Hundreds of thousands of homeowners have been warned they could pay an extra £2,900 a year more for their mortgage from next year if interest rates continue to rise.
The Resolution Foundation predicts that the Bank of England’s base interest rate could peak at nearly six percent by next year meaning borrowers face even bigger increases in their mortgages.
Annual repayments for those re-mortgaging next year are set to rise by £2,900 on average – up from £2,000.
According to research by the think tank, around 800,000 people are expected to remortgage next year so will be impacted by the high rates.
With the rises, the Resolution Foundation predicts the average two-year fixed rate deal will hit 6.25 percent later this year and will not drop below 4.5 percent until after 2027.
The Bank of England is set to announce its next base rate with experts expecting another rise.
Interest rates have risen 12 consecutive times since 2021 to try to curb inflation which sits at 8.7 percent.
MoneyFacts.co.uk revealed that a typical two-year fixed rate mortgage had breached the six percent mark for the first time since the infamous “mini-Budget” last September.
Ben Thompson, Deputy CEO at Mortgage Advice Bureau said: “Homeowners across the UK will be feeling concerned about where interest rates are now, and where they might be heading in the next six months.
“While the size of interest rate hikes seems to be smaller than they were at the start of the increase cycle, further increases in rates are likely as policymakers try and take back the reins on inflation.
“Those looking to remortgage are faced with a challenging and volatile market. Nevertheless, there are some actionable steps that homeowners coming towards the end of their current fixed-rate deals can, and almost certainly should take.”
Get into the details
He explained that finding out exactly when one’s current mortgage rate is set to end, their outstanding balance, and how much they currently pay each month is key.
From here, people can research what rates are currently available, and what their options might be. Some homeowners on fixed deals will have read about the previous 12 rate rises but, until now seen no change to their mortgage repayments.
Therefore, for anyone whose mortgage deal is soon coming to an end, it’s crucial to know and come to terms with how much repayments are likely to go up by.

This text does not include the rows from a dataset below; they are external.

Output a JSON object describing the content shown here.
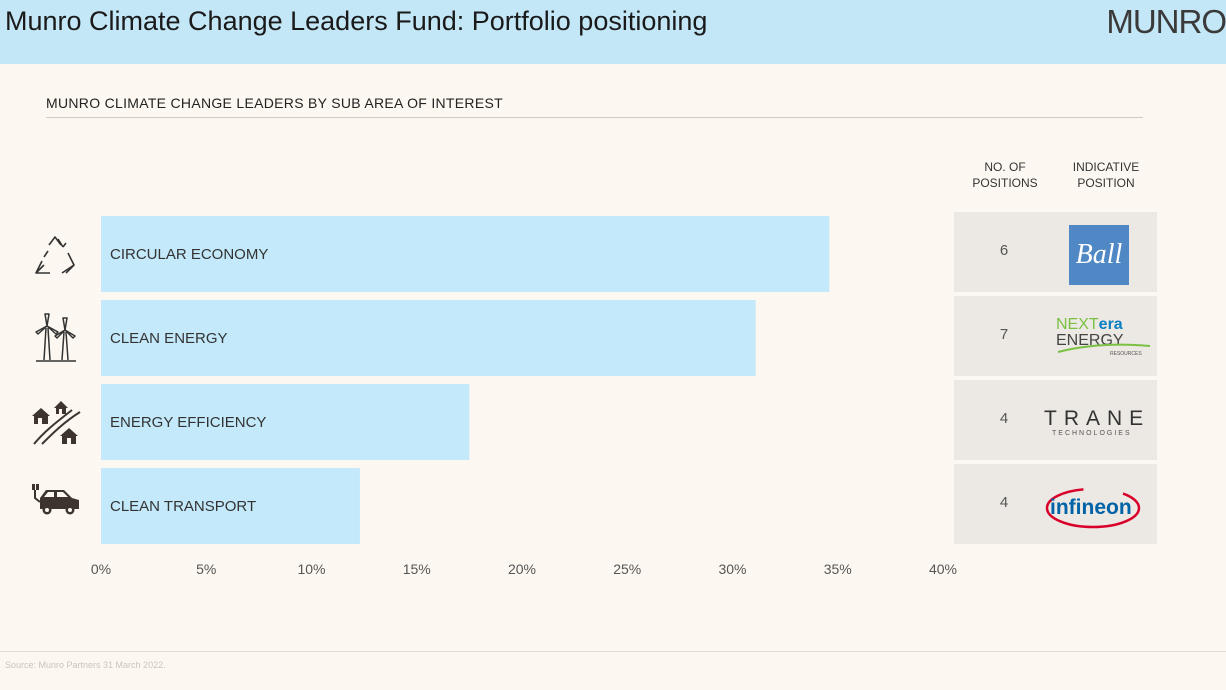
{
  "header": {
    "title": "Munro Climate Change Leaders Fund: Portfolio positioning",
    "brand": "MUNRO"
  },
  "colors": {
    "header_bg": "#c3e7f6",
    "bar": "#c3e9fa",
    "page_bg": "#fcf8f1",
    "panel_bg": "#ece8e3"
  },
  "columns": {
    "positions_line1": "NO. OF",
    "positions_line2": "POSITIONS",
    "indicative_line1": "INDICATIVE",
    "indicative_line2": "POSITION"
  },
  "rows": [
    {
      "category": "CIRCULAR ECONOMY",
      "icon": "recycle-icon",
      "positions": "6",
      "logo": "Ball"
    },
    {
      "category": "CLEAN ENERGY",
      "icon": "wind-turbine-icon",
      "positions": "7",
      "logo_line1a": "NEXT",
      "logo_line1b": "era",
      "logo_line2": "ENERGY",
      "logo_line3": "RESOURCES"
    },
    {
      "category": "ENERGY EFFICIENCY",
      "icon": "houses-road-icon",
      "positions": "4",
      "logo_line1": "TRANE",
      "logo_line2": "TECHNOLOGIES"
    },
    {
      "category": "CLEAN TRANSPORT",
      "icon": "electric-car-icon",
      "positions": "4",
      "logo": "infineon"
    }
  ],
  "chart_data": {
    "type": "bar",
    "orientation": "horizontal",
    "title": "MUNRO CLIMATE CHANGE LEADERS BY SUB AREA OF INTEREST",
    "categories": [
      "CIRCULAR ECONOMY",
      "CLEAN ENERGY",
      "ENERGY EFFICIENCY",
      "CLEAN TRANSPORT"
    ],
    "values": [
      34.6,
      31.1,
      17.5,
      12.3
    ],
    "xlim": [
      0,
      40
    ],
    "xticks": [
      "0%",
      "5%",
      "10%",
      "15%",
      "20%",
      "25%",
      "30%",
      "35%",
      "40%"
    ],
    "grid": false
  },
  "footer": {
    "source": "Source: Munro Partners 31 March 2022."
  }
}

Make savings where possible
He also encouraged people to review their finances and see if they can make any additional savings in anticipation that their repayments will go up.
The Bank of England has reported that households coming off fixed deals this year will see repayments increase by an average of £250, so building a buffer now might help people to meet those higher repayments.
Get in early
Mr Thompson said: “With interest rates likely to go up before they come down, consider locking in a new rate with your lender early. Many lenders will allow you to move onto a new rate three or six months before the official end of your current rate.
“However, be aware that if mortgage rates do come down, you might find yourself on a higher rate than that available on the market. The important thing here is to get the facts from your lender, so you know what options are available to you.”
Know your credit score
He stressed the importance of people knowing their credit scores as they’ll need to undergo affordability checks and lenders will look at this. This can impact how much they will lend someone and even the interest rate they offered. It is important people know what their score is and, if required, do as much as they can to improve it.
Britons can speak to a mortgage adviser who can access deals from circa 100 lenders, not just one.
He added: “It’s crucial to shop around and speak to an adviser who has access to a variety of mortgage products. The best time to do this is a few months in advance, most typically at least 6 – in fact, the sooner, the better.
“Starting the process early will make it easier to anticipate what’s coming and gives your adviser time to find a solution that works for you and your unique circumstances. Remember that you aren’t alone in this, and there are people to help you.”